What Good is Philosophy?

It would be a wonderful thing if philosophy could give us clear and unambiguous answers to all the questions we have about ourselves and the world in which we live. But this is not the way it works. Philosophy cannot give us those clear and indisputable answers because the human mind itself is incapable of providing us that information. Why not? What's the problem? Well, the problem, as Descartes demonstrated, is that the human mind is incapable of giving us absolute certainty about anything because every thought which the mind can hold is capable of being doubted. It is a curious property of human intelligence that our mind generates questions about all of the mental objects (ideas) which we hold, and at the same time, will generate doubts or questions regarding the reliability of those ideas. In other words, the mind both generates and negates the ideas we have. Everything which can be doubted is subject to that peculiar quality of being both real ("true") and unreal ("false"). The only fact which Descartes found which cannot be doubted is our own existence. We are not even sure what the "our" part of that statement refers to. Our own identity is contingent upon other facts which need the support of external proof. This is the essential problem of philosophy: to separate what we know for certain from what we do not know for certain. And it turns out that there is damn little information (or "facts") that we know for certain. Hume did not invent this situation; he merely commented upon it.

As Hume says, the "self" which we take for granted is nothing more than a bundle of perceptions in the mind. We'd like to believe that something substantial is behind human consciousness, but when we examine it closely we can't find anything but a bundle of nerves which convey electrical impulses from one part of the brain to another. We are thinking machines. But is that all we are? Does human consciousness completely disappear when the electricity is turned off. This is one of those deep questions that only theologians and philosophers worry about. It is disturbing to think that human consciousness is nothing but a program running inside the brain (computer) in our heads.

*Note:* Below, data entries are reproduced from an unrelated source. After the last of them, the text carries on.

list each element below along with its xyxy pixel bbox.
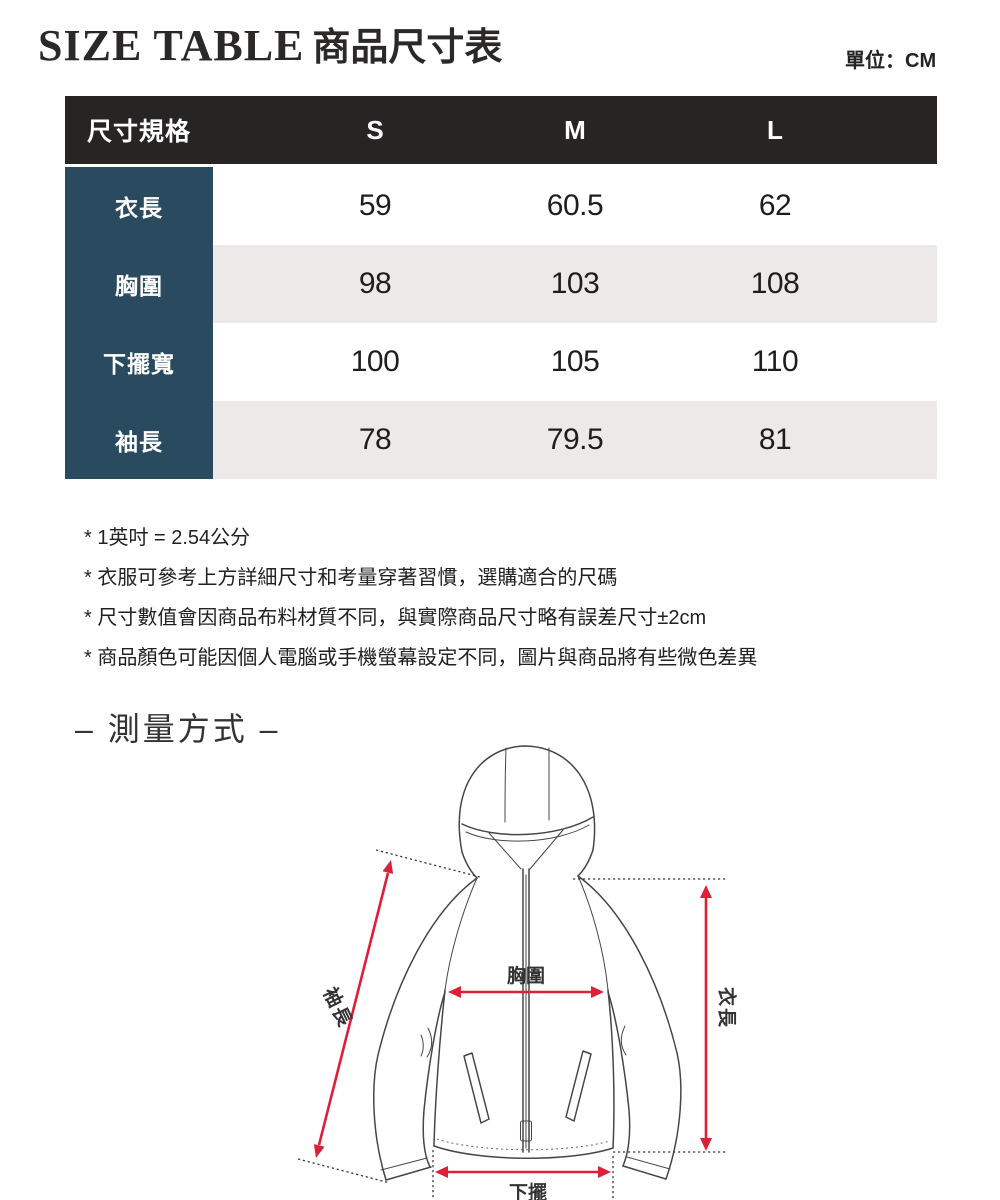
title-chinese: 商品尺寸表 — [312, 27, 503, 69]
cell-value: 62 — [758, 189, 792, 222]
size-table-body: 衣長 59 60.5 62 胸圍 98 103 108 下擺寬 100 — [65, 167, 937, 479]
size-col-m: M — [564, 114, 586, 145]
chest-label: 胸圍 — [507, 964, 545, 987]
jacket-outline — [373, 745, 682, 1181]
spec-header-cell: 尺寸規格 — [86, 118, 191, 146]
row-values: 78 79.5 81 — [213, 401, 937, 479]
row-label: 胸圍 — [65, 245, 213, 323]
row-label: 衣長 — [65, 167, 213, 245]
cell-value: 105 — [550, 345, 600, 378]
note-line: * 衣服可參考上方詳細尺寸和考量穿著習慣，選購適合的尺碼 — [84, 567, 618, 589]
cell-value: 108 — [750, 267, 800, 300]
table-row-sleeve-length: 袖長 78 79.5 81 — [65, 401, 937, 479]
chest-width-arrow — [448, 986, 604, 998]
row-label: 下擺寬 — [65, 323, 213, 401]
title-english: SIZE TABLE — [38, 21, 305, 70]
size-header-cells: S M L — [213, 96, 937, 164]
row-values: 98 103 108 — [213, 245, 937, 323]
cell-value: 100 — [350, 345, 400, 378]
size-table-header-row: 尺寸規格 S M L — [65, 96, 937, 164]
table-row-hem-width: 下擺寬 100 105 110 — [65, 323, 937, 401]
notes-list: * 1英吋 = 2.54公分 * 衣服可參考上方詳細尺寸和考量穿著習慣，選購適合… — [84, 518, 757, 678]
table-row-garment-length: 衣長 59 60.5 62 — [65, 167, 937, 245]
size-table: 尺寸規格 S M L 衣長 59 60.5 62 胸圍 98 103 — [65, 96, 937, 479]
garment-length-label: 衣長 — [716, 987, 739, 1029]
cell-value: 59 — [358, 189, 392, 222]
cell-value: 98 — [358, 267, 392, 300]
garment-length-arrow — [700, 885, 712, 1151]
measurement-diagram: 胸圍 袖長 衣長 下擺 — [297, 745, 739, 1200]
note-line: * 商品顏色可能因個人電腦或手機螢幕設定不同，圖片與商品將有些微色差異 — [84, 647, 758, 669]
note-line: * 1英吋 = 2.54公分 — [84, 527, 251, 549]
table-row-chest: 胸圍 98 103 108 — [65, 245, 937, 323]
measurement-heading: – 測量方式 – — [75, 711, 281, 747]
cell-value: 78 — [358, 423, 392, 456]
note-line: * 尺寸數值會因商品布料材質不同，與實際商品尺寸略有誤差尺寸±2cm — [84, 607, 707, 629]
cell-value: 81 — [758, 423, 792, 456]
size-col-s: S — [366, 114, 384, 145]
sleeve-length-label: 袖長 — [318, 984, 357, 1032]
cell-value: 60.5 — [546, 189, 604, 222]
sleeve-length-arrow — [313, 860, 394, 1158]
page-title: SIZE TABLE 商品尺寸表 — [38, 16, 502, 71]
row-values: 100 105 110 — [213, 323, 937, 401]
cell-value: 110 — [751, 345, 799, 378]
guide-lines — [297, 849, 728, 1199]
cell-value: 79.5 — [546, 423, 604, 456]
unit-label: 單位：CM — [845, 50, 937, 72]
row-values: 59 60.5 62 — [213, 167, 937, 245]
hem-width-arrow — [435, 1166, 611, 1178]
size-col-l: L — [767, 114, 783, 145]
cell-value: 103 — [550, 267, 600, 300]
row-label: 袖長 — [65, 401, 213, 479]
hem-label: 下擺 — [509, 1181, 547, 1200]
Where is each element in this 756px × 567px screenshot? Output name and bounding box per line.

What about soul? Does anything endure or survive our biological death? Are we composed of just matter or is there something else (soul, spirit, mystical energy)? Science today is incapable of answering that question with the tools at its disposal. But philosophy doesn't require the same body of evidence as does science. It is perfectly ok to speculate about what might be possible or what might be true. Philosophy has an entire branch of metaphysics devoted to the art of speculation, as does theology. The only rule that philosophy observes is that one should be entirely rational and honest in one's adventures of the mind. In other words, you should not be guided by emotions or prejudice in your quest for knowledge. The only thing that Descartes believed could not be doubted was our own mind. Hume refers to this "mind" as a bundle of perceptions. As a result of his own epistemological journey, Descartes provided us with one basic rule for exploring the unknown: everything (but our own existence) should be open to doubt.

So, Hume is following his own speculations about what seems true or plausible.  Doubting the contents of your own mind is risky business. For some, that path leads to madness. But philosophy was never intended for everyone. Just for those of us who want to think, even if thinking sometimes requires us to go to unfamiliar places.